I've written about her a handful of times on this blog, but if you're new, here are some highlights. Here is an introduction to her. Here is where I talk about how she is my first born, and with that status comes constant challenge since we are both breaking new ground as parent and child together, all the time. Here is where I wrote about my battle against the world to help her form a healthy identity. Here is a perfect example of her thoughtful heart.

And this post is where I tell you how she surprised me with grace.

Tuesday was Day 2 of The Happy Day Project, where the challenge was to give someone a handwritten note. I prayed about it that morning, and decided that I would write brief letters to my kids. I filled one card each full of encouragement and placed them in their rooms. It's easy to encourage kids when they're tiny, when every step taken and word spoken is a celebration. But when they're a bit older, the instruction and correction take up most of the words. Encouragement requires more intentionality the older they get.

Especially since we've been sick for so long over here, I haven't been intentional about anything. I've been surviving. Basically wiped out, and happy if all my people are simply fed and breathing. I haven't read them any stories. We've played no games, done no crafts, and I haven't made paper chains with them like they've begged for counting down the days 'till our Thanksgiving trip next week. I feel like all I've done is ordered them to pick up their things, do their homework, feed the dog, help in the kitchen, pick up their things, and then pick up their things like ten more times. They'd be having more fun in the army.

Back to Tuesday. I knew my daugther had gone into her room for homework time, but wasn't sure if she'd seen the envelope I propped up on her desk. About thirty minutes later, she walked out, and propped up an envelope for me against some dishes I'd just cleaned next to the sink where I was working.

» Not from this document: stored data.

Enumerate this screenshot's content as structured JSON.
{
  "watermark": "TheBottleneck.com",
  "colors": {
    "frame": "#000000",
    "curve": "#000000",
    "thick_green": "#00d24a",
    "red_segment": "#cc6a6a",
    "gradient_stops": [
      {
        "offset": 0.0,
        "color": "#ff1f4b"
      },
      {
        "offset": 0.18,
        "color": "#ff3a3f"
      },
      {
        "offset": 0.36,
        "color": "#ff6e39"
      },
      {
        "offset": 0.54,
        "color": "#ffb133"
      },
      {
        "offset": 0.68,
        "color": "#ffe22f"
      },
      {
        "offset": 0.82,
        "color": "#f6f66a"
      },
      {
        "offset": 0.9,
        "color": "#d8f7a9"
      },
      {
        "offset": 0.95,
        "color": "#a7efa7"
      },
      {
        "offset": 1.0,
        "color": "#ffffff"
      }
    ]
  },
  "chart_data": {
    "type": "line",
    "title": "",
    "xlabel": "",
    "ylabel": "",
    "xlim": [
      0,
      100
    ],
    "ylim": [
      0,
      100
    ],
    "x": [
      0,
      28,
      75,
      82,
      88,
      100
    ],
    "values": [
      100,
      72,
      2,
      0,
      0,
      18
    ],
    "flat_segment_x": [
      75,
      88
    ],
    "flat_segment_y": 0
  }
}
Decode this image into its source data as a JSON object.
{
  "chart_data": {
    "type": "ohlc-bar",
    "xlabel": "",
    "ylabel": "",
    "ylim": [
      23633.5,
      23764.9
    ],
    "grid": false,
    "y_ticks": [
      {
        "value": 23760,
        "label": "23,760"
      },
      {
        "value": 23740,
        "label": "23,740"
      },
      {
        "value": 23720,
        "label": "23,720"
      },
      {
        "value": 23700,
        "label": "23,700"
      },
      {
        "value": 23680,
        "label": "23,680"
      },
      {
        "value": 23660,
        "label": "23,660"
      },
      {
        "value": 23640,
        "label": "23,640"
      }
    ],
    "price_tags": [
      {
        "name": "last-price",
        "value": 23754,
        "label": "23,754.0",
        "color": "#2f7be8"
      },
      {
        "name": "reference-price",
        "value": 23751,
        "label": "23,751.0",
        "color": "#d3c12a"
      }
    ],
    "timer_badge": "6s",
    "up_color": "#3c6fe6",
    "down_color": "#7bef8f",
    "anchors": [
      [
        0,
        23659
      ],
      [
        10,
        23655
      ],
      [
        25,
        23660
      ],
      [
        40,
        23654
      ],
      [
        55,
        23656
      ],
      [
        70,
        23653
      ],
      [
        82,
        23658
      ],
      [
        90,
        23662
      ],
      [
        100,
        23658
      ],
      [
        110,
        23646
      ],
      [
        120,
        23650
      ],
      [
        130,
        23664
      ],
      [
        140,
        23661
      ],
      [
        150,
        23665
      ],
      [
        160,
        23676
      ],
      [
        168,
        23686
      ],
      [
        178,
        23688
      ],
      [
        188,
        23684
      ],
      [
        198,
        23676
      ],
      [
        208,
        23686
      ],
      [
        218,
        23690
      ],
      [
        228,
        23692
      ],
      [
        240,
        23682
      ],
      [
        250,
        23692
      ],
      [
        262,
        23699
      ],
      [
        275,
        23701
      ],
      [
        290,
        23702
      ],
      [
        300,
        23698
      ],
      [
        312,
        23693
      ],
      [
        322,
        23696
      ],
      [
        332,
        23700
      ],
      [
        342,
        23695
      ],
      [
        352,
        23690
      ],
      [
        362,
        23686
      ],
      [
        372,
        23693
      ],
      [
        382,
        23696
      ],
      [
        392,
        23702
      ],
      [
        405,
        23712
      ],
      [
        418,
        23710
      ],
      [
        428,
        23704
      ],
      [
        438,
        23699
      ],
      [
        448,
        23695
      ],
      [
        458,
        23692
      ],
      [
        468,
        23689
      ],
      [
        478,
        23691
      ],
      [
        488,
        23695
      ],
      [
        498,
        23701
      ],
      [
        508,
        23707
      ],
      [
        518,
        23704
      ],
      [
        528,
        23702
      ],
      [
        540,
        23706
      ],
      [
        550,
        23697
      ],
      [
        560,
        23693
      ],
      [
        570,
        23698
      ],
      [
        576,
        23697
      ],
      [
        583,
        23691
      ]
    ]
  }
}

She said nothing, shot me a sly smile, and retreated back into her room.

Right away, I saw work went into this. She had decorated the outside with an owl sticker (my favorite) and bubble lettering. But the inside words melted me.

Then there was a drawing. She and I lying on her bed reading together. The caption said, "I love to read with you."

Cue the tears. Wow. On a day I planned to surprise my kids with words of love, she affirmed me. And in a season when I don't really deserve it! Yes, I do love crafts, and yes, I am usually there for her. But not lately. I do like to read together, but I can't remember the last time we did. Lately none of those things has been happening. And when I get what I don't deserve, well, you know what that's called. Grace.

Grace from my child is just a different kind of surprise, another level of blessing.

She said I'm the best. Well, I'm certainly not the best. Far from it. But here's a secret about seeing with eyes of grace: grace sees who you were meant to be, and brushes your failures off like eraser dust. There are definitely consequences for my mistakes at times. And I'm sure she'll have her share of issues to work through later in life because of them. But for right now, she blessed me and surprised me with her generous grace.

Her grace today is what will remind me tomorrow to lean into God's strength when I am weak. Her grace inspires me to be more of whom I was meant to be.

And I pray my grace for her will do the same.